Avalon annuì, accennando un sorriso, prima di confessare la verità.

"Il cosmo di Atena, per quanto puro e pieno d’amore, era fiaccato dalla prigionia nel Vaso di Hypnos e dallo scontro con Ade e una ferita di quel genere, ad opera di un manufatto divino, era troppo anche per lei! Saresti morto o sarebbe morta lei per salvarti. Così abbandonai l’Isola Sacra, apparendo alla Tredicesima Casa, avvolgendola in nebbie così fitte da celare la mia presenza e da precipitare tutti i presenti in un sonno profondo. Ti sollevai e ti portai qua, ai piedi del Pozzo Sacro, con le cui acque ti curai, cacciando via la maledizione della Spada di Ade. Ti curai, come non ebbi modo di fare con il mio allievo, come scelsi di non fare con il mio allievo, rispettando la sua decisione di morire al termine di una vita intensamente vissuta. Ma non potevo ripetere lo stesso errore, non potevo sacrificare la vita di chi avrebbe potuto guidare gli uomini verso la loro salvezza, non con l’apertura del varco tra i mondi così prossima. Perché a questo sei destinato, tu che sei l’erede del mio discepolo, a questo siete destinati tutti voi, Cavalieri dello Zodiaco!"

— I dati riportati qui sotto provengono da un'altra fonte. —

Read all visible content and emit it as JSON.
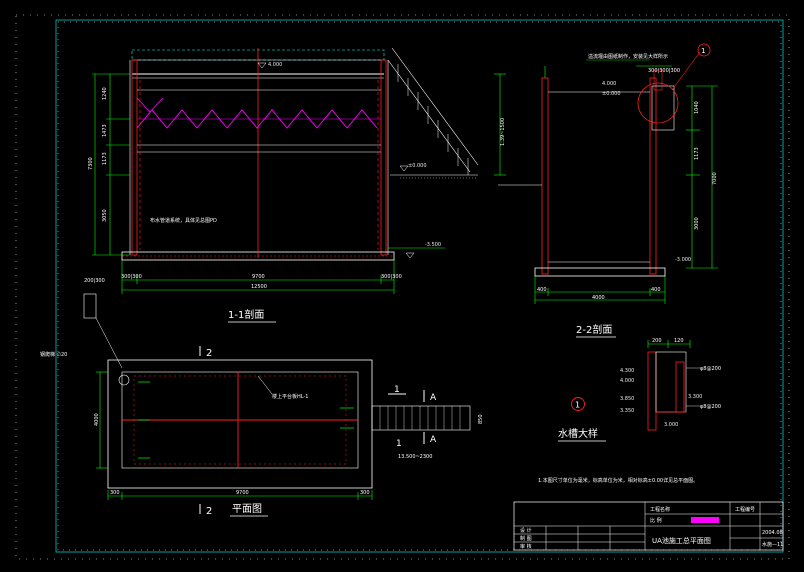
{
  "drawing": {
    "colors": {
      "background": "#000000",
      "border": "#00c8c8",
      "structure": "#ff2020",
      "dimension": "#00ff00",
      "baffle": "#ff00ff",
      "railing": "#ffffff",
      "walkway": "#00ffff",
      "yellow": "#ffff00"
    },
    "section_1_1": {
      "title": "1-1剖面",
      "level_top": "4.000",
      "level_ground": "±0.000",
      "level_bottom": "-3.500",
      "dim_total": "12500",
      "dim_inner": "9700",
      "dim_wall_left": "300|300",
      "dim_wall_right": "300|300",
      "left_dims": [
        "1240",
        "1473",
        "1173",
        "3050"
      ],
      "left_total": "7300",
      "right_dim": "1:39~1500",
      "note": "布水管道系统，具体见总图PD"
    },
    "section_2_2": {
      "title": "2-2剖面",
      "level_top": "4.000",
      "level_mid": "±0.000",
      "level_bottom": "-3.000",
      "note": "溢流堰由图纸制作，安装见大样所示",
      "callout": "1",
      "dim_bottom": "4000",
      "dim_left": "400",
      "dim_right": "400",
      "top_dims": "300|300|300",
      "right_dims": [
        "1040",
        "1173",
        "3000"
      ],
      "right_total": "7000"
    },
    "plan": {
      "title": "平面图",
      "section_mark_2_top": "2",
      "section_mark_2_bottom": "2",
      "section_mark_1_left": "1",
      "section_mark_1_right": "A",
      "section_mark_1b_left": "1",
      "section_mark_1b_right": "A",
      "rebar_note": "钢爬梯 ∅20",
      "stair_note": "楼上平台板HL-1",
      "stair_width": "850",
      "stair_length": "13.500~2300",
      "dim_bottom": "9700",
      "dim_left_wall": "300",
      "dim_right_wall": "300",
      "dim_side": "4000",
      "dim_top_left": "200|300",
      "rebar_dims": "200"
    },
    "detail": {
      "title": "水槽大样",
      "callout": "1",
      "top_dims": [
        "200",
        "120"
      ],
      "levels": [
        "4.300",
        "4.000",
        "3.850",
        "3.350",
        "3.000",
        "3.300"
      ],
      "labels": [
        "φ8@200",
        "φ8@200"
      ]
    },
    "notes": {
      "line1": "1.本图尺寸单位为毫米，标高单位为米，相对标高±0.00详见总平面图。"
    },
    "title_block": {
      "drawing_name": "UA池施工总平面图",
      "scale_label": "比 例",
      "date": "2004.08",
      "sheet_no": "水施—11",
      "rows": [
        "设 计",
        "制 图",
        "审 核"
      ],
      "project": "工程名称",
      "design_no": "工程编号"
    }
  }
}
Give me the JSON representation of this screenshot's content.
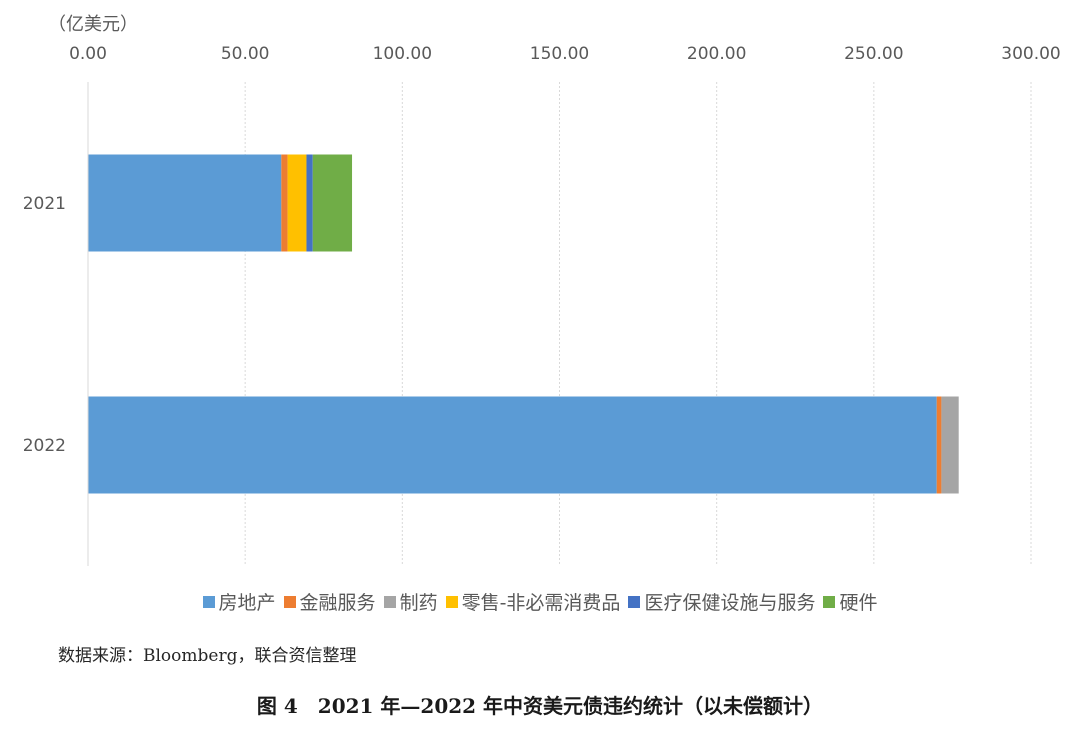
{
  "chart_data": {
    "type": "bar",
    "orientation": "horizontal",
    "stacked": true,
    "unit_label": "（亿美元）",
    "categories": [
      "2021",
      "2022"
    ],
    "xlim": [
      0,
      300
    ],
    "x_ticks": [
      "0.00",
      "50.00",
      "100.00",
      "150.00",
      "200.00",
      "250.00",
      "300.00"
    ],
    "x_axis_position": "top",
    "grid": "vertical dotted",
    "legend_position": "bottom",
    "series": [
      {
        "name": "房地产",
        "color": "#5B9BD5",
        "values": [
          61.5,
          270.0
        ]
      },
      {
        "name": "金融服务",
        "color": "#ED7D31",
        "values": [
          2.0,
          1.5
        ]
      },
      {
        "name": "制药",
        "color": "#A5A5A5",
        "values": [
          0,
          5.5
        ]
      },
      {
        "name": "零售-非必需消费品",
        "color": "#FFC000",
        "values": [
          6.0,
          0
        ]
      },
      {
        "name": "医疗保健设施与服务",
        "color": "#4472C4",
        "values": [
          2.0,
          0
        ]
      },
      {
        "name": "硬件",
        "color": "#70AD47",
        "values": [
          12.5,
          0
        ]
      }
    ]
  },
  "source": "数据来源：Bloomberg，联合资信整理",
  "caption": "图 4　2021 年—2022 年中资美元债违约统计（以未偿额计）"
}
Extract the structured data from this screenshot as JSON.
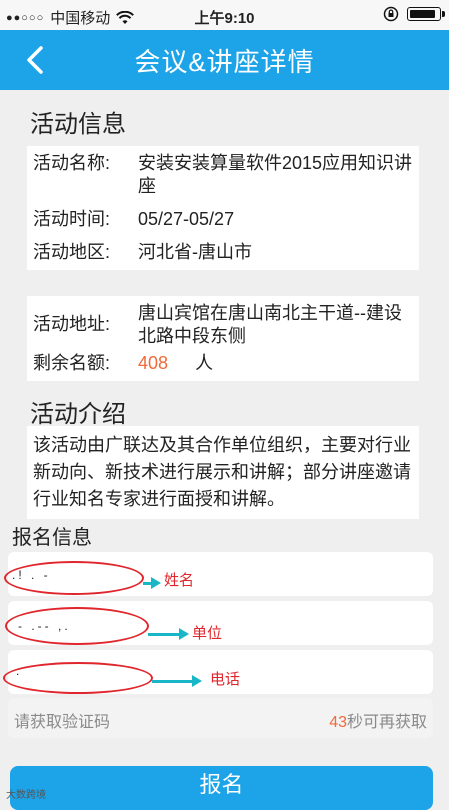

"Avalon… io… Non ho parole per ringraziarvi…" –Esclamò il paladino di Atena, commosso e imbarazzato, ma l’Arconte Supremo lo pregò di mettere da parte la gratitudine e tornare a sedersi, che ancora doveva terminare di curarli. Con placida calma passò in mezzo a loro, le lunghe vesti che parevano non sfiorare neppure l’erba tanto leggeri e aggraziati erano i suoi movimenti, applicando impacchi di foglie sulle ferite aperte, accarezzando le fronti ancora calde e donando loro momentaneo ristoro. Quindi, quando giudicò terminate le cure esteriori, offrì loro un mestolo colmo d’acqua, che aveva appena riempito nel Pozzo Sacro, il cuore di Avalon.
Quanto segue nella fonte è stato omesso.